When it comes to designing a garden, fencing is a feature which you cannot afford to ignore. The borders of your garden will form an important part of the overall aesthetic. The materials you choose will contribute to the overall style, and anything that clashes with the rest of your garden will stick out like a sore thumb. At the same time, a sturdy fence will also serve as an invaluable security feature.

So, what are the choices available to you? As with any other garden feature, you will find no shortage of options for domestic fencing in terms of style, material and, perhaps most importantly, price. The amount of choice may seem overwhelming at first, but with enough research you should be able to find an attractive option perfectly suited to your price range.

With that in mind, let’s take a look at the different types of garden fencing!

Choosing garden fencing

To choose the best type of fencing to suit you, it will be worth taking a second to consider exactly what your biggest priorities are. A typical garden fence will:

  • Add to the overall aesthetic
  • Keep intruders out
  • Provide privacy for your property
  • Keep pets and children from getting out
  • Create a windbreak to protect plants

You should also keep in mind exactly how much maintenance work you are willing to do for your fencing. Certain materials, particularly wood, will need to be treated fairly regularly if you want to keep them from rotting or becoming discoloured. Cheaper options will typically require more long term care, while more expensive options such as concrete or stone can mostly be left alone.
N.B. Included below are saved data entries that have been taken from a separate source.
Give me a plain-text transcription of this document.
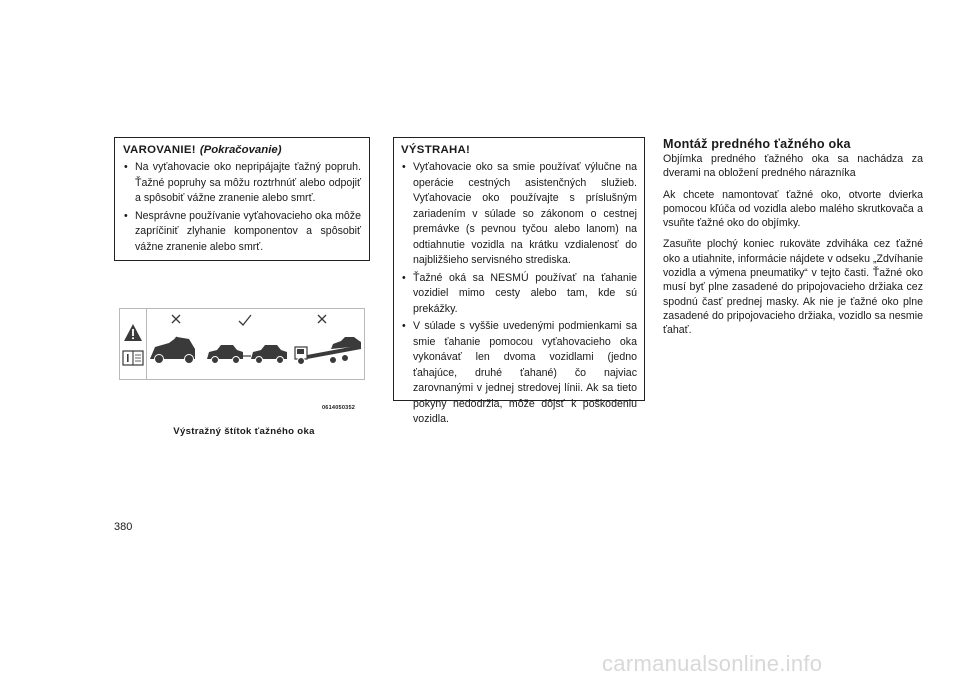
VAROVANIE! (Pokračovanie)
• Na vyťahovacie oko nepripájajte ťažný popruh. Ťažné popruhy sa môžu roztrhnúť alebo odpojiť a spôsobiť vážne zranenie alebo smrť.
• Nesprávne používanie vyťahovacieho oka môže zapríčiniť zlyhanie komponentov a spôsobiť vážne zranenie alebo smrť.
VÝSTRAHA!
• Vyťahovacie oko sa smie používať výlučne na operácie cestných asistenčných služieb. Vyťahovacie oko používajte s príslušným zariadením v súlade so zákonom o cestnej premávke (s pevnou tyčou alebo lanom) na odtiahnutie vozidla na krátku vzdialenosť do najbližšieho servisného strediska.
• Ťažné oká sa NESMÚ používať na ťahanie vozidiel mimo cesty alebo tam, kde sú prekážky.
• V súlade s vyššie uvedenými podmienkami sa smie ťahanie pomocou vyťahovacieho oka vykonávať len dvoma vozidlami (jedno ťahajúce, druhé ťahané) čo najviac zarovnanými v jednej stredovej línii. Ak sa tieto pokyny nedodržia, môže dôjsť k poškodeniu vozidla.
Montáž predného ťažného oka

Objímka predného ťažného oka sa nachádza za dverami na obložení predného nárazníka

Ak chcete namontovať ťažné oko, otvorte dvierka pomocou kľúča od vozidla alebo malého skrutkovača a vsuňte ťažné oko do objímky.

Zasuňte plochý koniec rukoväte zdviháka cez ťažné oko a utiahnite, informácie nájdete v odseku „Zdvíhanie vozidla a výmena pneumatiky“ v tejto časti. Ťažné oko musí byť plne zasadené do pripojovacieho držiaka cez spodnú časť prednej masky. Ak nie je ťažné oko plne zasadené do pripojovacieho držiaka, vozidlo sa nesmie ťahať.

0614050352
Výstražný štítok ťažného oka
380
carmanualsonline.info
The best advice that we can give for choosing a garden fence material will be to spend a good amount of time researching your options. This may sound obvious, but the growth of websites like Pinterest has made it much easier for garden and home designers to share ideas. You could find that you can create the garden of your dreams for a fraction of the costs quoted by a professional, simply by choosing the right materials or utilising the perfect home hacks.

Garden fence ideas

  • Featherboard/ larch lap panel fencing – Neat, attractive and reasonably priced, featherboard or larch lap panel fencing is an enduringly popular choice for back gardens. The boards will typically be at least six feet high, offering an acceptable level of security and privacy. The downside is that they will not always stand up to strong forces such as powerful winds (or even, in some cases, clumsy neighbours), and you will also need to treat the wood on a fairly regular basis
  • Picket fencing – Traditional, decorative and oh-so-wholesome, picket fencing is very much a staple of ‘safe’ and ‘secure’ gardens. Choosing a cheaper type of wood such as PVC could also allow you to enjoy significant savings. Picket fencing tends to be a more popular choice in front gardens, however, as the limited height offers less privacy and security than other options
  • Hit & miss/ slatted fencing – There are far too many varieties of wooden fencing to cover in a single article, but it is definitely worth looking at each of your options (especially when considering upcycled materials like wooden sleepers). While these two options are attractive, they do not offer as much as far as privacy is concerned. The gaps between the boards could also provide more space for weeds to make their way into your garden
  • Concrete – Are you looking for fencing that will contribute more to your garden’s style for a fraction of the price? Concrete panels can come in a variety of different styles, and they can even mimic other materials such as natural stone or wood. However, while concrete will usually be a cheap substitute for other materials, such as natural stone, it also tends to be an obvious substitute. In other words, people will quickly be able to tell that you have chosen a cheap alternative. On the plus side, concrete is extremely low-maintenance

If you want to find the perfect material to suit the style of garden you have chosen, you will need to put the time in to research each of your options. The alternative will be to find an experienced local landscape designer; not only will they be familiar with the different materials and styles open to you, but they will also be able to source the required materials and tradesmen to have your fencing installed at a fair price.